In a recent product liability case, Fisher Maritime served as an expert in naval architecture and small craft design on behalf of a defendant naval architect. The incident centered around a fatality that occurred aboard a dinner/ cruise vessel for which the naval architect assisted a shipyard with the design. In this situation, we demonstrated that the naval architect had committed no wrongdoing and was not responsible for the conditions which contributed to the fatality. However, lacking professional insurance, the naval architect had to pay for his attorney and related fees out of pocket. Had the naval architect been covered under the shipbuilder’s policy or otherwise indemnified by the yard, the naval architect would not have had to face that financial burden.
In this litigious society, as attorney Bill DeGarmo once addressed a Maritime Product Liability conference, in our industry, it is not a question of whether or not you will you be sued, it is just a matter of when you will be sued. Since it is almost inevitable it will occur, attorney fees and costs will be incurred regardless of the final outcome which may find no liability on your part. Accordingly, steps should be taken to guard against the possible incurrence of such costs if and when you are named as a defendant in a lawsuit. The lesson to be learned here is that naval architects must carefully review the terms of the design contracts they engage in, and if necessary, modify them to ensure that their insurance needs are covered.

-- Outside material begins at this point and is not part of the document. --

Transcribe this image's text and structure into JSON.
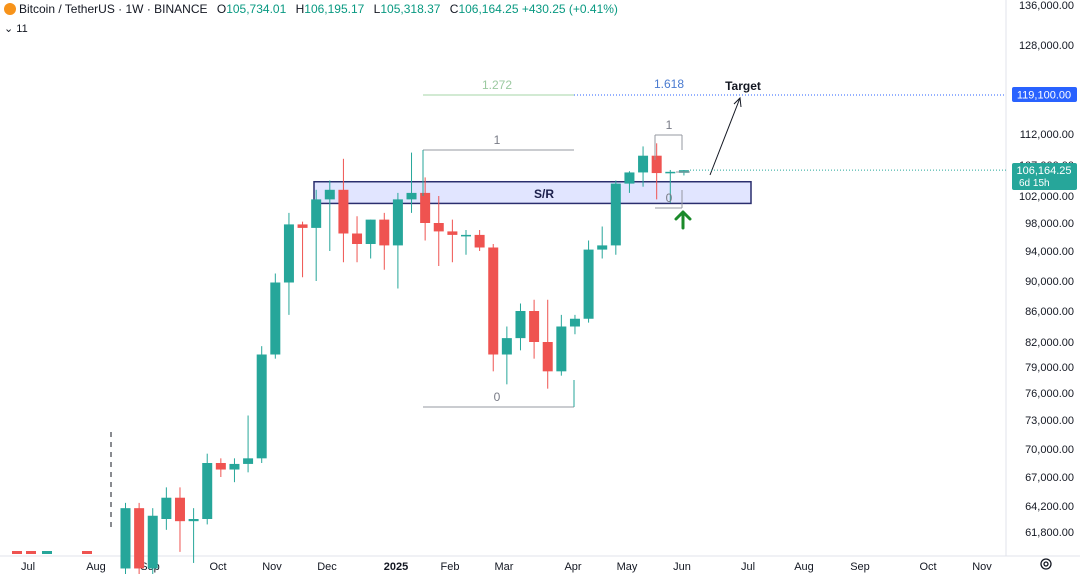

Business-wise naval architects, even one-man firms, often have a standard contract form for use in negotiating contracts with their clients, which form serves as a check list to ensure that all appropriate matters are addressed by the agreement executed between the parties. If the prospective vessel owner is the client, the contract can state that the vessel owner will not engage in a construction contract utilizing the architect’s product unless the architect is indemnified under the builder’s policy. Alternatively, if the builder is the architect’s client, this can be addressed directly. Failure to address this issue most often does not create a problem. But when something goes wrong aboard the vessel in subsequent years, the naval architect may be named as a defendant, in which case he will regret not having arranged for such coverage.